There comes a time in every huge band’s/artist’s life when they have to decide to hold onto the songs that made them famous or let those songs go and get a hefty check for them. That’s pretty much what Pink Floyd are doing behind the scenes.
While there’s been no official word, legendary British rockers Pink Floyd have been shopping their recorded-music catalog and other assets for several months, seeking as much as $500 million, according to the Financial Times, with both major music companies and investment firms as the top bidders. Sources say an explosive new interview with founding member, main songwriter and stakeholder Roger Waters — in which he makes extensive remarks about Israel, Ukraine, Russia, the U.S. and other political matters that one could politely characterize as controversial — is giving at least one potential buyer cold feet and seems likely to lead others to rethink their positions.
On a business level, the Pink Floyd recorded-music catalog is one of the most valuable in contemporary music, with classic albums like “Dark Side of the Moon,” “The Wall,” “Wish You Were Here,” “Animals,” “Meddle,” “Piper at the Gates of Dawn,” “More” and more. After the sales of catalogs by Bob Dylan, Bruce Springsteen (both for around $600 million), Neil Young, Stevie Nicks, James Brown (all around the low nine figures) and many others, it is one of the most lucrative and desirable known to be on the market. (Song publishing is not included in the prospective Pink Floyd deal.)
The biggest issue with this deal have been comments made by Roger Waters. Roger Waters has went on record saying some incredibly awful things about Jewish people as well as Israelis. Certainly, this will not sit well with anyone of those backgrounds who may be working with large companies.

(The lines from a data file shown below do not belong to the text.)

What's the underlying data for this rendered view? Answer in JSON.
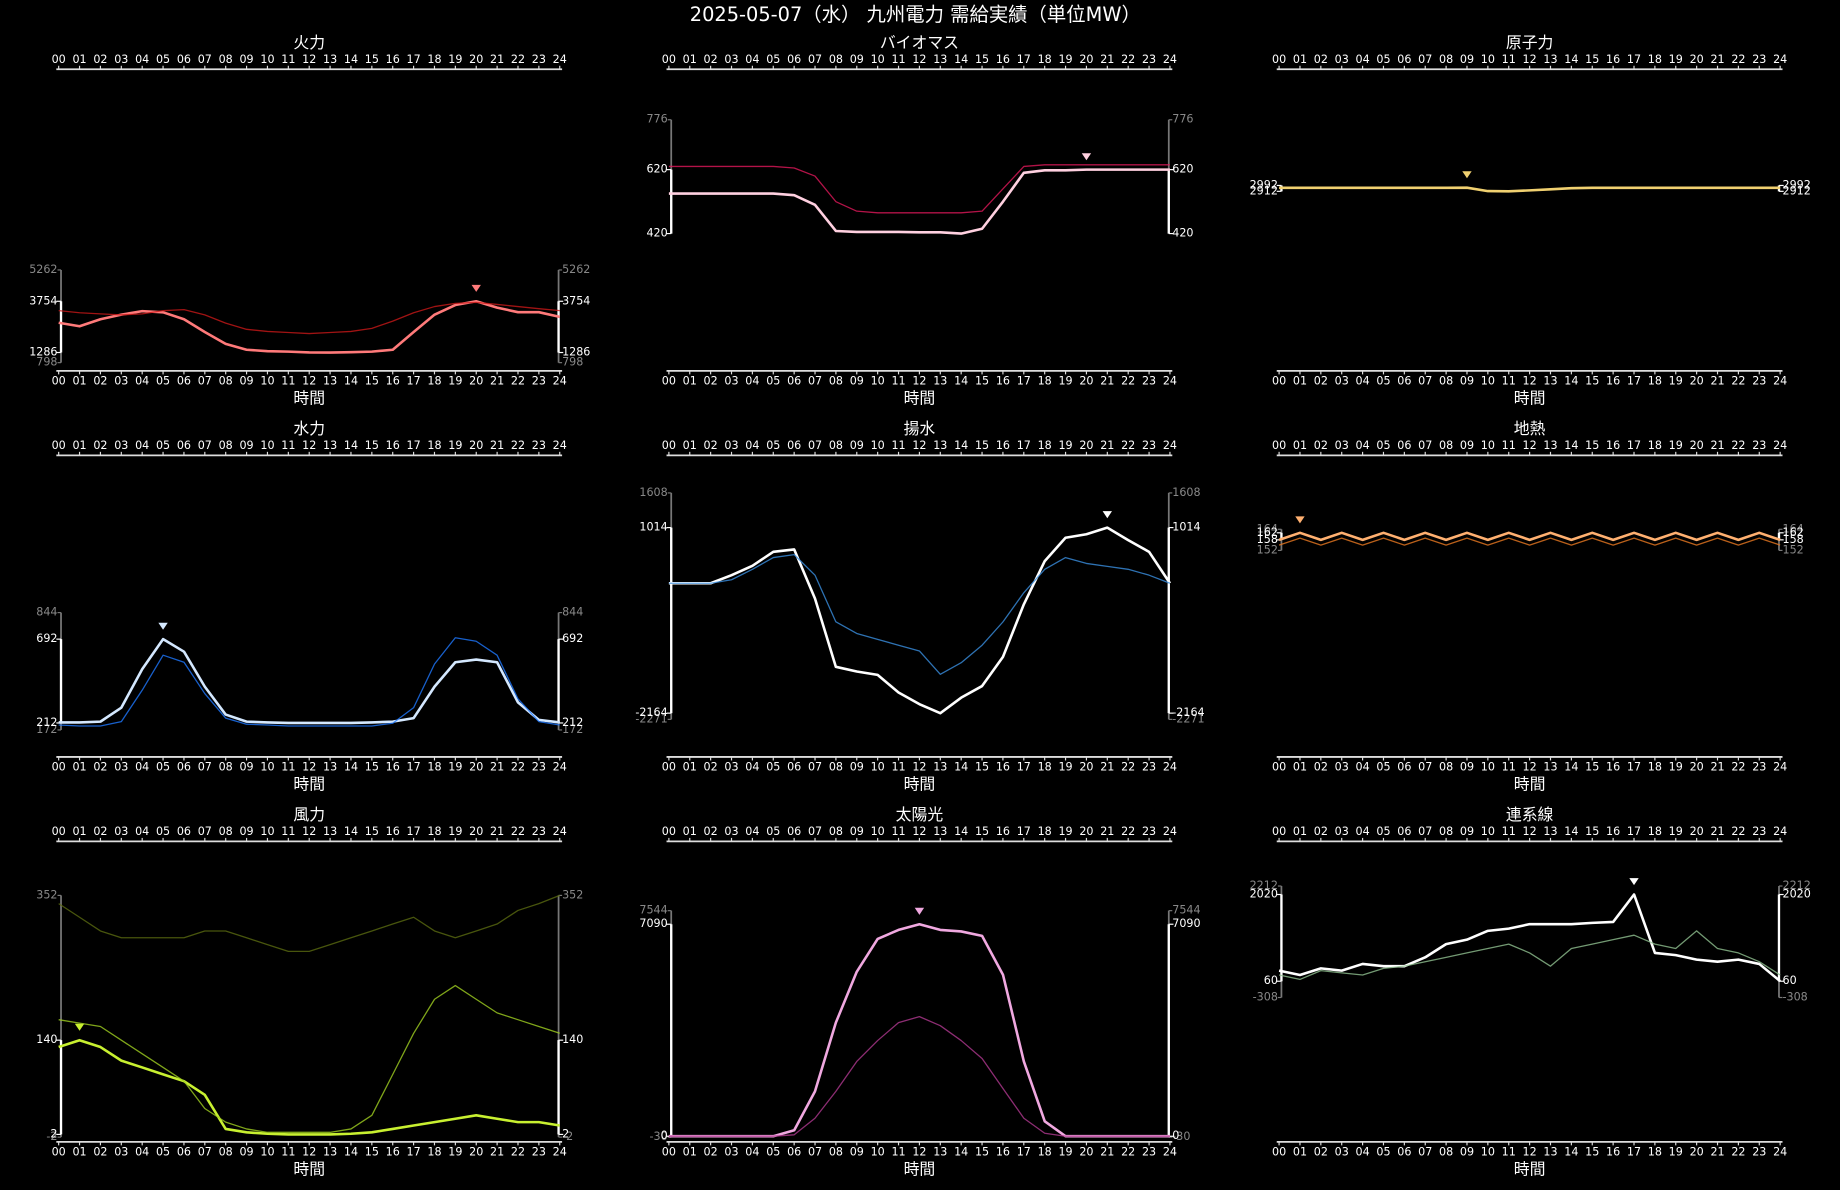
{
  "title": "2025-05-07（水） 九州電力 需給実績（単位MW）",
  "chart_data": [
    {
      "type": "line",
      "title": "火力",
      "x_label": "時間",
      "categories": [
        "00",
        "01",
        "02",
        "03",
        "04",
        "05",
        "06",
        "07",
        "08",
        "09",
        "10",
        "11",
        "12",
        "13",
        "14",
        "15",
        "16",
        "17",
        "18",
        "19",
        "20",
        "21",
        "22",
        "23",
        "24"
      ],
      "ylim": [
        798,
        5262
      ],
      "yticks": [
        3754,
        1286
      ],
      "series": [
        {
          "color": "#ff7a7a",
          "values": [
            2720,
            2550,
            2890,
            3110,
            3280,
            3220,
            2890,
            2270,
            1700,
            1420,
            1350,
            1330,
            1290,
            1286,
            1300,
            1330,
            1420,
            2270,
            3110,
            3570,
            3754,
            3450,
            3230,
            3230,
            3000
          ]
        },
        {
          "color": "#c81818",
          "values": [
            3300,
            3200,
            3150,
            3100,
            3150,
            3300,
            3350,
            3100,
            2700,
            2400,
            2300,
            2250,
            2200,
            2250,
            2300,
            2450,
            2800,
            3200,
            3500,
            3650,
            3700,
            3600,
            3500,
            3400,
            3300
          ]
        }
      ]
    },
    {
      "type": "line",
      "title": "バイオマス",
      "x_label": "時間",
      "categories": [
        "00",
        "01",
        "02",
        "03",
        "04",
        "05",
        "06",
        "07",
        "08",
        "09",
        "10",
        "11",
        "12",
        "13",
        "14",
        "15",
        "16",
        "17",
        "18",
        "19",
        "20",
        "21",
        "22",
        "23",
        "24"
      ],
      "ylim": [
        420,
        776
      ],
      "yticks": [
        620,
        420
      ],
      "series": [
        {
          "color": "#ffd0e0",
          "values": [
            545,
            545,
            545,
            545,
            545,
            545,
            540,
            510,
            428,
            425,
            425,
            425,
            424,
            424,
            420,
            435,
            520,
            610,
            618,
            618,
            620,
            620,
            620,
            620,
            620
          ]
        },
        {
          "color": "#e0185a",
          "values": [
            630,
            630,
            630,
            630,
            630,
            630,
            625,
            600,
            520,
            490,
            485,
            485,
            485,
            485,
            485,
            490,
            560,
            630,
            635,
            635,
            635,
            635,
            635,
            635,
            635
          ]
        }
      ]
    },
    {
      "type": "line",
      "title": "原子力",
      "x_label": "時間",
      "categories": [
        "00",
        "01",
        "02",
        "03",
        "04",
        "05",
        "06",
        "07",
        "08",
        "09",
        "10",
        "11",
        "12",
        "13",
        "14",
        "15",
        "16",
        "17",
        "18",
        "19",
        "20",
        "21",
        "22",
        "23",
        "24"
      ],
      "ylim": [
        2912,
        2992
      ],
      "yticks": [
        2992,
        2912
      ],
      "series": [
        {
          "color": "#f0d070",
          "values": [
            2960,
            2960,
            2960,
            2960,
            2960,
            2960,
            2960,
            2960,
            2960,
            2962,
            2915,
            2912,
            2925,
            2940,
            2955,
            2960,
            2960,
            2960,
            2960,
            2960,
            2960,
            2960,
            2960,
            2960,
            2960
          ]
        }
      ]
    },
    {
      "type": "line",
      "title": "水力",
      "x_label": "時間",
      "categories": [
        "00",
        "01",
        "02",
        "03",
        "04",
        "05",
        "06",
        "07",
        "08",
        "09",
        "10",
        "11",
        "12",
        "13",
        "14",
        "15",
        "16",
        "17",
        "18",
        "19",
        "20",
        "21",
        "22",
        "23",
        "24"
      ],
      "ylim": [
        172,
        844
      ],
      "yticks": [
        692,
        212
      ],
      "series": [
        {
          "color": "#d4e8ff",
          "values": [
            215,
            215,
            220,
            300,
            520,
            692,
            620,
            420,
            260,
            220,
            215,
            212,
            212,
            212,
            212,
            215,
            220,
            240,
            420,
            560,
            575,
            560,
            330,
            230,
            215
          ]
        },
        {
          "color": "#1e78ff",
          "values": [
            200,
            195,
            195,
            220,
            400,
            600,
            560,
            380,
            240,
            205,
            200,
            195,
            195,
            195,
            195,
            195,
            210,
            300,
            550,
            700,
            680,
            600,
            350,
            220,
            200
          ]
        }
      ]
    },
    {
      "type": "line",
      "title": "揚水",
      "x_label": "時間",
      "categories": [
        "00",
        "01",
        "02",
        "03",
        "04",
        "05",
        "06",
        "07",
        "08",
        "09",
        "10",
        "11",
        "12",
        "13",
        "14",
        "15",
        "16",
        "17",
        "18",
        "19",
        "20",
        "21",
        "22",
        "23",
        "24"
      ],
      "ylim": [
        -2271,
        1608
      ],
      "yticks": [
        1014,
        -2164
      ],
      "series": [
        {
          "color": "#ffffff",
          "values": [
            60,
            60,
            60,
            200,
            360,
            600,
            640,
            -200,
            -1370,
            -1450,
            -1510,
            -1810,
            -2010,
            -2164,
            -1900,
            -1700,
            -1200,
            -300,
            440,
            840,
            900,
            1014,
            800,
            600,
            60
          ]
        },
        {
          "color": "#3a8ee0",
          "values": [
            60,
            60,
            60,
            120,
            300,
            500,
            550,
            200,
            -600,
            -800,
            -900,
            -1000,
            -1100,
            -1500,
            -1300,
            -1000,
            -600,
            -100,
            300,
            500,
            400,
            350,
            300,
            200,
            60
          ]
        }
      ]
    },
    {
      "type": "line",
      "title": "地熱",
      "x_label": "時間",
      "categories": [
        "00",
        "01",
        "02",
        "03",
        "04",
        "05",
        "06",
        "07",
        "08",
        "09",
        "10",
        "11",
        "12",
        "13",
        "14",
        "15",
        "16",
        "17",
        "18",
        "19",
        "20",
        "21",
        "22",
        "23",
        "24"
      ],
      "ylim": [
        152,
        164
      ],
      "yticks": [
        162,
        158
      ],
      "series": [
        {
          "color": "#ffb070",
          "values": [
            158,
            162,
            158,
            162,
            158,
            162,
            158,
            162,
            158,
            162,
            158,
            162,
            158,
            162,
            158,
            162,
            158,
            162,
            158,
            162,
            158,
            162,
            158,
            162,
            158
          ]
        },
        {
          "color": "#e87820",
          "values": [
            155,
            159,
            155,
            159,
            155,
            159,
            155,
            159,
            155,
            159,
            155,
            159,
            155,
            159,
            155,
            159,
            155,
            159,
            155,
            159,
            155,
            159,
            155,
            159,
            155
          ]
        }
      ]
    },
    {
      "type": "line",
      "title": "風力",
      "x_label": "時間",
      "categories": [
        "00",
        "01",
        "02",
        "03",
        "04",
        "05",
        "06",
        "07",
        "08",
        "09",
        "10",
        "11",
        "12",
        "13",
        "14",
        "15",
        "16",
        "17",
        "18",
        "19",
        "20",
        "21",
        "22",
        "23",
        "24"
      ],
      "ylim": [
        -2,
        352
      ],
      "yticks": [
        140,
        2
      ],
      "series": [
        {
          "color": "#c8f030",
          "values": [
            130,
            140,
            130,
            110,
            100,
            90,
            80,
            60,
            10,
            5,
            3,
            2,
            2,
            2,
            3,
            5,
            10,
            15,
            20,
            25,
            30,
            25,
            20,
            20,
            15
          ]
        },
        {
          "color": "#5a6a10",
          "values": [
            340,
            320,
            300,
            290,
            290,
            290,
            290,
            300,
            300,
            290,
            280,
            270,
            270,
            280,
            290,
            300,
            310,
            320,
            300,
            290,
            300,
            310,
            330,
            340,
            352
          ]
        },
        {
          "color": "#a0d020",
          "values": [
            170,
            165,
            160,
            140,
            120,
            100,
            80,
            40,
            20,
            10,
            5,
            5,
            5,
            5,
            10,
            30,
            90,
            150,
            200,
            220,
            200,
            180,
            170,
            160,
            150
          ]
        }
      ]
    },
    {
      "type": "line",
      "title": "太陽光",
      "x_label": "時間",
      "categories": [
        "00",
        "01",
        "02",
        "03",
        "04",
        "05",
        "06",
        "07",
        "08",
        "09",
        "10",
        "11",
        "12",
        "13",
        "14",
        "15",
        "16",
        "17",
        "18",
        "19",
        "20",
        "21",
        "22",
        "23",
        "24"
      ],
      "ylim": [
        -30,
        7544
      ],
      "yticks": [
        7090,
        0
      ],
      "series": [
        {
          "color": "#f0a8e0",
          "values": [
            0,
            0,
            0,
            0,
            0,
            0,
            200,
            1500,
            3800,
            5500,
            6600,
            6900,
            7090,
            6900,
            6850,
            6700,
            5400,
            2500,
            500,
            0,
            0,
            0,
            0,
            0,
            0
          ]
        },
        {
          "color": "#b03890",
          "values": [
            0,
            0,
            0,
            0,
            0,
            0,
            50,
            600,
            1500,
            2500,
            3200,
            3800,
            4000,
            3700,
            3200,
            2600,
            1600,
            600,
            100,
            0,
            0,
            0,
            0,
            0,
            0
          ]
        }
      ]
    },
    {
      "type": "line",
      "title": "連系線",
      "x_label": "時間",
      "categories": [
        "00",
        "01",
        "02",
        "03",
        "04",
        "05",
        "06",
        "07",
        "08",
        "09",
        "10",
        "11",
        "12",
        "13",
        "14",
        "15",
        "16",
        "17",
        "18",
        "19",
        "20",
        "21",
        "22",
        "23",
        "24"
      ],
      "ylim": [
        -308,
        2212
      ],
      "yticks": [
        2020,
        60
      ],
      "series": [
        {
          "color": "#ffffff",
          "values": [
            300,
            200,
            350,
            300,
            450,
            400,
            400,
            600,
            900,
            1000,
            1200,
            1250,
            1350,
            1350,
            1350,
            1380,
            1400,
            2020,
            700,
            650,
            550,
            500,
            550,
            450,
            60
          ]
        },
        {
          "color": "#90c090",
          "values": [
            200,
            100,
            300,
            250,
            200,
            350,
            400,
            500,
            600,
            700,
            800,
            900,
            700,
            400,
            800,
            900,
            1000,
            1100,
            900,
            800,
            1200,
            800,
            700,
            500,
            200
          ]
        }
      ]
    }
  ]
}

The principals — Waters, Nick Mason, David Gilmour and the estate of late keyboardist Rick Wright — are all in their late 70s and presumably thinking about estate planning, but sources say various considerations, including tax issues, rising interest rates, the sinking value of the British pound, global recession concerns and the prospect of getting an even bigger price, have delayed the process.
In the past, prospective buyers — which FT said include Sony Music, Warner Music, BMG, Primary Wave and Blackstone-backed songs — presumably either overlooked or dismissed Waters’ comments while focusing on the prospect of owning the recorded-music rights to songs like “Money,” “Another Brick in the Wall, Part 2,” “Wish You Were Here” and dozens more. (Reps for those companies either declined or did not immediately respond to Variety‘s requests for comment.) But it’s hard to imagine that Waters’ comments will not alienate if not eliminate some prospective buyers — sources say at least one may pull out because of them — and at the very least, it would certainly seem to lower the value of the catalog.
“The other bandmembers must be furious,” one source says.